After they broke up, she just used adult dating sites to find hookups to get over him, she doesn't even remember all the guys she slept with but when she met me we instantly clicked and she allowed herself to fall in love again. But now she doesn't feel like I would be ok with her lifestyle so she told me that she's really cutting down on her sexual encounters but she's still not over this addiction yet and it's up to me if I'm not ok with that, but it'll break her heart but she'd understand my decision.....
I don't know what happened, but when she was telling me this I felt this deep pain in my stomach, I didn't know what to say or what to do, I like her, heck I even love her, I know she's emotionally faithful to me.
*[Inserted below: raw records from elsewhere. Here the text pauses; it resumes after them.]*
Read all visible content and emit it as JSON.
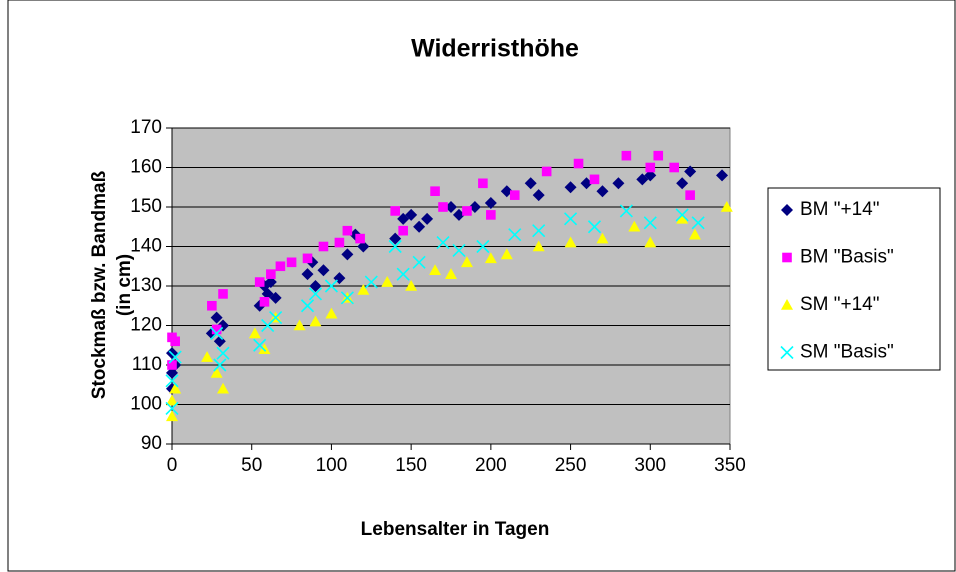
{
  "chart_data": {
    "type": "scatter",
    "title": "Widerristhöhe",
    "x_label": "Lebensalter in Tagen",
    "y_label": [
      "Stockmaß bzw. Bandmaß",
      "(in cm)"
    ],
    "xlim": [
      0,
      350
    ],
    "xticks": [
      0,
      50,
      100,
      150,
      200,
      250,
      300,
      350
    ],
    "ylim": [
      90,
      170
    ],
    "yticks": [
      90,
      100,
      110,
      120,
      130,
      140,
      150,
      160,
      170
    ],
    "grid": true,
    "legend": "right",
    "series": [
      {
        "name": "BM \"+14\"",
        "color": "#000080",
        "marker": "diamond",
        "x": [
          0,
          0,
          0,
          2,
          25,
          28,
          30,
          32,
          55,
          58,
          60,
          62,
          65,
          85,
          88,
          90,
          95,
          105,
          110,
          115,
          120,
          140,
          145,
          150,
          155,
          160,
          175,
          180,
          190,
          200,
          210,
          225,
          230,
          250,
          260,
          270,
          280,
          295,
          300,
          320,
          325,
          345
        ],
        "values": [
          113,
          108,
          104,
          110,
          118,
          122,
          116,
          120,
          125,
          130,
          128,
          131,
          127,
          133,
          136,
          130,
          134,
          132,
          138,
          143,
          140,
          142,
          147,
          148,
          145,
          147,
          150,
          148,
          150,
          151,
          154,
          156,
          153,
          155,
          156,
          154,
          156,
          157,
          158,
          156,
          159,
          158
        ]
      },
      {
        "name": "BM \"Basis\"",
        "color": "#ff00ff",
        "marker": "square",
        "x": [
          0,
          0,
          2,
          25,
          28,
          32,
          55,
          58,
          62,
          68,
          75,
          85,
          95,
          105,
          110,
          118,
          140,
          145,
          165,
          170,
          185,
          195,
          200,
          215,
          235,
          255,
          265,
          285,
          300,
          305,
          315,
          325
        ],
        "values": [
          117,
          110,
          116,
          125,
          119,
          128,
          131,
          126,
          133,
          135,
          136,
          137,
          140,
          141,
          144,
          142,
          149,
          144,
          154,
          150,
          149,
          156,
          148,
          153,
          159,
          161,
          157,
          163,
          160,
          163,
          160,
          153
        ]
      },
      {
        "name": "SM \"+14\"",
        "color": "#ffff00",
        "marker": "triangle",
        "x": [
          0,
          0,
          2,
          22,
          28,
          32,
          52,
          58,
          65,
          80,
          90,
          100,
          110,
          120,
          135,
          150,
          165,
          175,
          185,
          200,
          210,
          230,
          250,
          270,
          290,
          300,
          320,
          328,
          348
        ],
        "values": [
          97,
          101,
          104,
          112,
          108,
          104,
          118,
          114,
          122,
          120,
          121,
          123,
          127,
          129,
          131,
          130,
          134,
          133,
          136,
          137,
          138,
          140,
          141,
          142,
          145,
          141,
          147,
          143,
          150
        ]
      },
      {
        "name": "SM \"Basis\"",
        "color": "#00ffff",
        "marker": "x",
        "x": [
          0,
          0,
          2,
          28,
          30,
          32,
          55,
          60,
          65,
          85,
          90,
          100,
          110,
          125,
          140,
          145,
          155,
          170,
          180,
          195,
          215,
          230,
          250,
          265,
          285,
          300,
          320,
          330
        ],
        "values": [
          99,
          106,
          112,
          118,
          110,
          113,
          115,
          120,
          122,
          125,
          128,
          130,
          127,
          131,
          140,
          133,
          136,
          141,
          139,
          140,
          143,
          144,
          147,
          145,
          149,
          146,
          148,
          146
        ]
      }
    ]
  }
}
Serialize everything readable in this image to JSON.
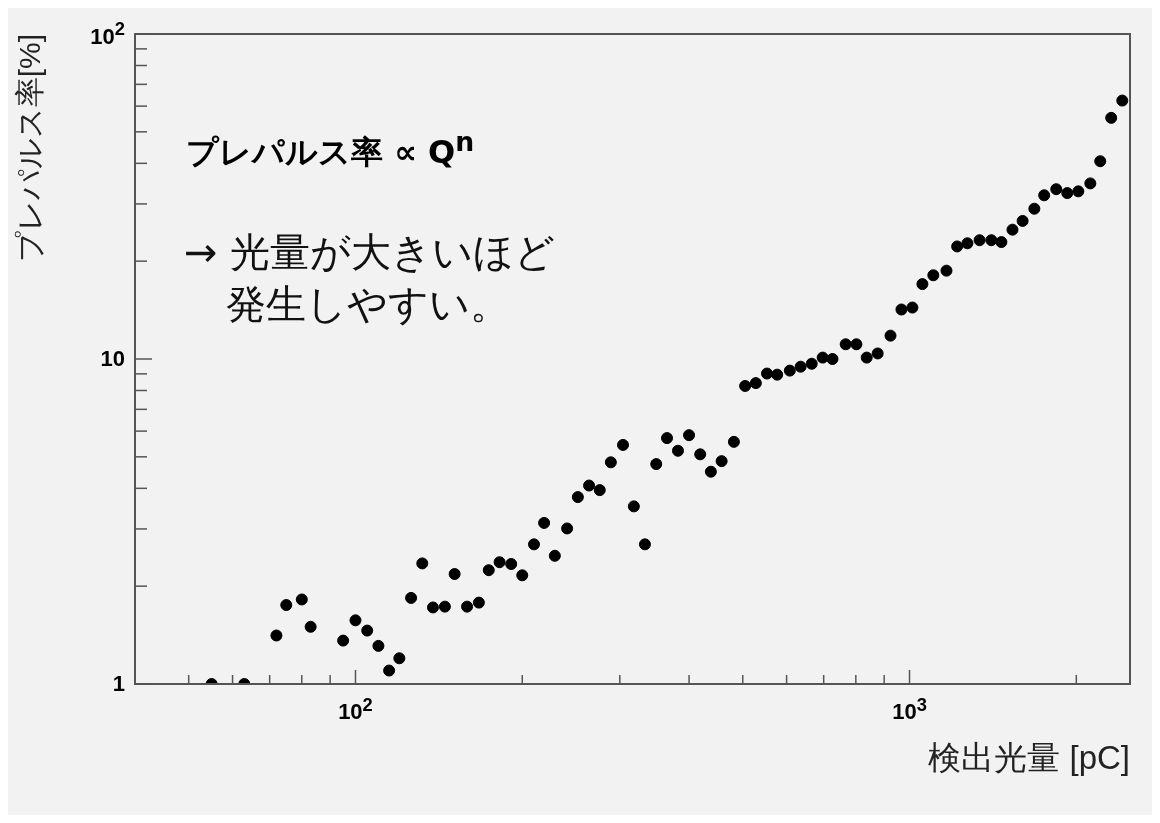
{
  "chart_data": {
    "type": "scatter",
    "xlabel": "検出光量 [pC]",
    "ylabel": "プレパルス率[%]",
    "annotations": [
      "プレパルス率 ∝ Q$^{n}$",
      "→ 光量が大きいほど発生しやすい。"
    ],
    "log": "xy",
    "grid": false,
    "legend": false,
    "marker": "circle",
    "xlim": [
      40,
      2500
    ],
    "ylim": [
      1,
      100
    ],
    "xticks": [
      {
        "value": 50,
        "label": null
      },
      {
        "value": 60,
        "label": null
      },
      {
        "value": 70,
        "label": null
      },
      {
        "value": 80,
        "label": null
      },
      {
        "value": 90,
        "label": null
      },
      {
        "value": 100,
        "label": "10$^{2}$"
      },
      {
        "value": 200,
        "label": null
      },
      {
        "value": 300,
        "label": null
      },
      {
        "value": 400,
        "label": null
      },
      {
        "value": 500,
        "label": null
      },
      {
        "value": 600,
        "label": null
      },
      {
        "value": 700,
        "label": null
      },
      {
        "value": 800,
        "label": null
      },
      {
        "value": 900,
        "label": null
      },
      {
        "value": 1000,
        "label": "10$^{3}$"
      },
      {
        "value": 2000,
        "label": null
      }
    ],
    "yticks": [
      1,
      {
        "value": 2,
        "label": null
      },
      {
        "value": 3,
        "label": null
      },
      {
        "value": 4,
        "label": null
      },
      {
        "value": 5,
        "label": null
      },
      {
        "value": 6,
        "label": null
      },
      {
        "value": 7,
        "label": null
      },
      {
        "value": 8,
        "label": null
      },
      {
        "value": 9,
        "label": null
      },
      10,
      {
        "value": 20,
        "label": null
      },
      {
        "value": 30,
        "label": null
      },
      {
        "value": 40,
        "label": null
      },
      {
        "value": 50,
        "label": null
      },
      {
        "value": 60,
        "label": null
      },
      {
        "value": 70,
        "label": null
      },
      {
        "value": 80,
        "label": null
      },
      {
        "value": 90,
        "label": null
      },
      {
        "value": 100,
        "label": "10$^{2}$"
      }
    ],
    "series": [
      {
        "color": "#000000",
        "x": [
          55,
          63,
          72,
          75,
          80,
          83,
          95,
          100,
          105,
          110,
          115,
          120,
          126,
          132,
          138,
          145,
          151,
          159,
          167,
          174,
          182,
          191,
          200,
          210,
          219,
          229,
          241,
          252,
          264,
          276,
          289,
          304,
          318,
          333,
          349,
          365,
          382,
          400,
          419,
          438,
          458,
          482,
          505,
          528,
          553,
          577,
          608,
          636,
          666,
          697,
          726,
          767,
          802,
          837,
          876,
          924,
          967,
          1012,
          1055,
          1104,
          1166,
          1219,
          1272,
          1338,
          1405,
          1465,
          1534,
          1600,
          1680,
          1750,
          1840,
          1926,
          2017,
          2120,
          2209,
          2312,
          2421
        ],
        "values": [
          1.0,
          1.0,
          1.41,
          1.75,
          1.82,
          1.5,
          1.36,
          1.57,
          1.46,
          1.31,
          1.1,
          1.2,
          1.84,
          2.35,
          1.72,
          1.73,
          2.18,
          1.73,
          1.78,
          2.24,
          2.37,
          2.34,
          2.16,
          2.69,
          3.13,
          2.48,
          3.01,
          3.76,
          4.08,
          3.95,
          4.81,
          5.44,
          3.52,
          2.69,
          4.75,
          5.71,
          5.22,
          5.83,
          5.09,
          4.5,
          4.85,
          5.56,
          8.26,
          8.43,
          9.02,
          8.95,
          9.21,
          9.47,
          9.67,
          10.1,
          10.0,
          11.1,
          11.1,
          10.1,
          10.4,
          11.8,
          14.2,
          14.4,
          17.0,
          18.1,
          18.7,
          22.2,
          22.7,
          23.2,
          23.2,
          22.9,
          25.0,
          26.6,
          29.0,
          31.9,
          33.3,
          32.4,
          32.8,
          34.7,
          40.6,
          55.2,
          62.4
        ]
      }
    ]
  }
}
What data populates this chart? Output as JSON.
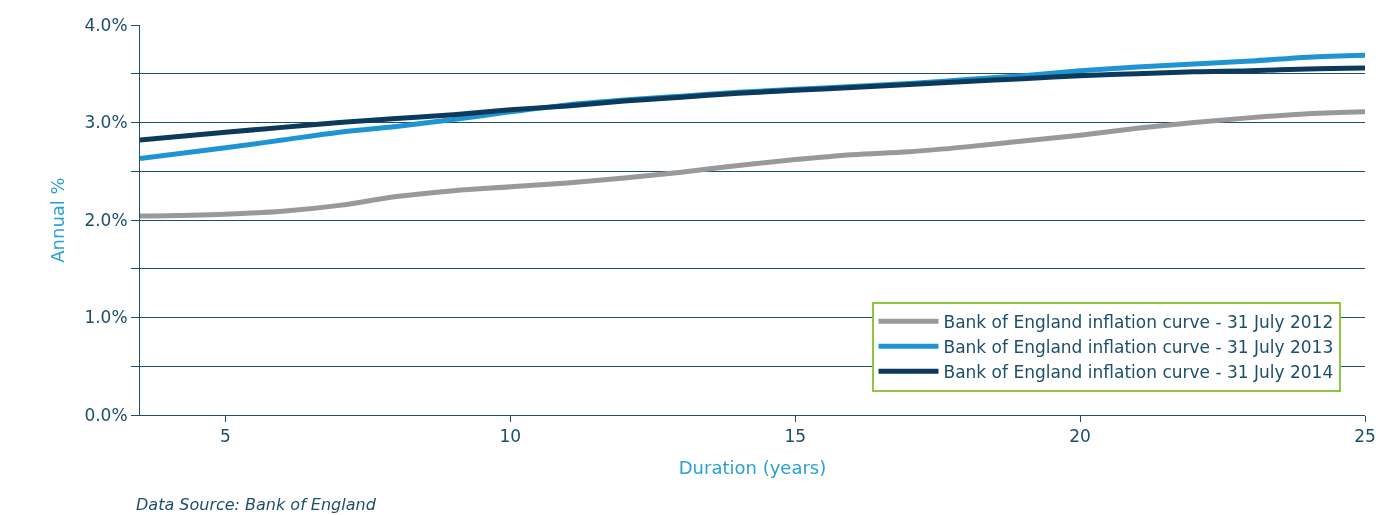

But I know sooner or later she'd fuck some stranger or an ex hookup and I cannot tell her no...It was painful but for some reason we ended up fucking like there was no tomorrow. Between tears and moans we fucked this awkwardness off...
Later into he morning I told her I love her very much and yes it bothers me but if it's something she needs time to work on I'll be ok with that as long as she let's me know when she's seeing someone and that she'll always stay safe... I asked her not to tell me any details and to clean up if she's seeing me the same day.
We stayed like this for a couple of months before moving in together 3 months ago. Things have been going great so far, she's definitely not doing this as often as she used to now. But still happens from time to time.
Now the strange thing is I often find myself getting aroused terribly knowing she's going to fuck someone, sometimes I masturbate on it when she's away then I feel shitty afterwards, but as soon as she comes home we fuck like animals!
I am also ashamed to say that few times I found myself masturbating and licking her used underwear after she threw it in the laundry after a hot date... A couple of times they still had wet cum in them and it turned me on like I never felt before! It was insane!
I became more curious about her sex life, I do wanna ask her, I even fantasize about her getting fucked by others sometimes and I feel bad about it.
I love her so much and definitely don't wanna lose her. I know she loves me too, and I am afraid to ask her about it or tell her I wanna see it and I want her to do it more...It looks like it could end up bad for our relationship like what happened with her ex....
So Yeah! I have no clue how to deal with this. If you ever met her you'd she that she looks so innocent that you'd never think she's that sexual and I really wanna build a life with her because other than her sexual adventures, she's an amazing partner and I never connected with someone like I did with her.
Sorry for the long post but I just wanted to give you a full picture of the situation and thanks for reading, this does make me feel better.